Well, of course.
Of course California Chrome failed at the Belmont, because every prospective Triple Crown winner since 1978 has failed at the Belmont, so why should the Little Horse That Could be any different?
Finished fifth, Chrome did, so it wasn't even a close call. He just got beat, soundly. And then, adding insult to injury, he was disgraced by his owner, who bellyached that the other horses "ganged up" on Chrome, and that horses who skip the first two legs of the Triple Crown -- as Belmont winner Tonalist did -- are "cheaters" who take "the coward's way out."
Goodness sakes, buddy. Like some cheese with that whine?
Look, he might have a point about horses skipping the Derby and Preakness, and maybe whoever decides these things should decree that in order to run the Belmont you must have run at least one other leg of the Triple Crown.
But if Chrome had been a true champion, that wouldn't have mattered. To win the Triple Crown, you must be good enough to beat all comers. And he wasn't remotely close to being good enough.

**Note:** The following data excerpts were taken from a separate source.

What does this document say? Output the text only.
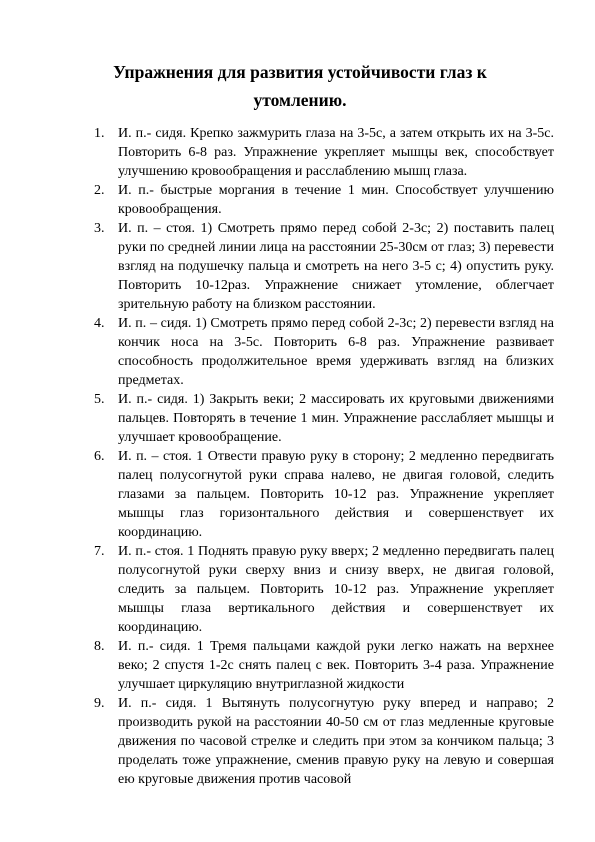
Упражнения для развития устойчивости глаз к утомлению.
1. И. п.- сидя. Крепко зажмурить глаза на 3-5с, а затем открыть их на 3-5с. Повторить 6-8 раз. Упражнение укрепляет мышцы век, способствует улучшению кровообращения и расслаблению мышц глаза.
2. И. п.- быстрые моргания в течение 1 мин. Способствует улучшению кровообращения.
3. И. п. – стоя. 1) Смотреть прямо перед собой 2-3с; 2) поставить палец руки по средней линии лица на расстоянии 25-30см от глаз; 3) перевести взгляд на подушечку пальца и смотреть на него 3-5 с; 4) опустить руку. Повторить 10-12раз. Упражнение снижает утомление, облегчает зрительную работу на близком расстоянии.
4. И. п. – сидя. 1) Смотреть прямо перед собой 2-3с; 2) перевести взгляд на кончик носа на 3-5с. Повторить 6-8 раз. Упражнение развивает способность продолжительное время удерживать взгляд на близких предметах.
5. И. п.- сидя. 1) Закрыть веки; 2 массировать их круговыми движениями пальцев. Повторять в течение 1 мин. Упражнение расслабляет мышцы и улучшает кровообращение.
6. И. п. – стоя. 1 Отвести правую руку в сторону; 2 медленно передвигать палец полусогнутой руки справа налево, не двигая головой, следить глазами за пальцем. Повторить 10-12 раз. Упражнение укрепляет мышцы глаз горизонтального действия и совершенствует их координацию.
7. И. п.- стоя. 1 Поднять правую руку вверх; 2 медленно передвигать палец полусогнутой руки сверху вниз и снизу вверх, не двигая головой, следить за пальцем. Повторить 10-12 раз. Упражнение укрепляет мышцы глаза вертикального действия и совершенствует их координацию.
8. И. п.- сидя. 1 Тремя пальцами каждой руки легко нажать на верхнее веко; 2 спустя 1-2с снять палец с век. Повторить 3-4 раза. Упражнение улучшает циркуляцию внутриглазной жидкости
9. И. п.- сидя. 1 Вытянуть полусогнутую руку вперед и направо; 2 производить рукой на расстоянии 40-50 см от глаз медленные круговые движения по часовой стрелке и следить при этом за кончиком пальца; 3 проделать тоже упражнение, сменив правую руку на левую и совершая ею круговые движения против часовой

The last Triple Crown winner, Affirmed, had to beat Alydar, a horse good enough to win the Crown himself any other year, three times to pull it off. Secretariat had to do the same against Sham -- who, in finishing second to Big Red at the Derby, actually ran the second-fastest Derby in history.
California Chrome, on the other hand, beat two weak fields in the Derby and Preakness, leaving the impression he was a stronger mount than he actually was. The Belmont field, no matter why, was stronger. And so he lost.
He wasn't cheated. He wasn't the victim of some dark subterfuge. He just got beat.
A little grace from his camp in acknowledging as much would have been nice.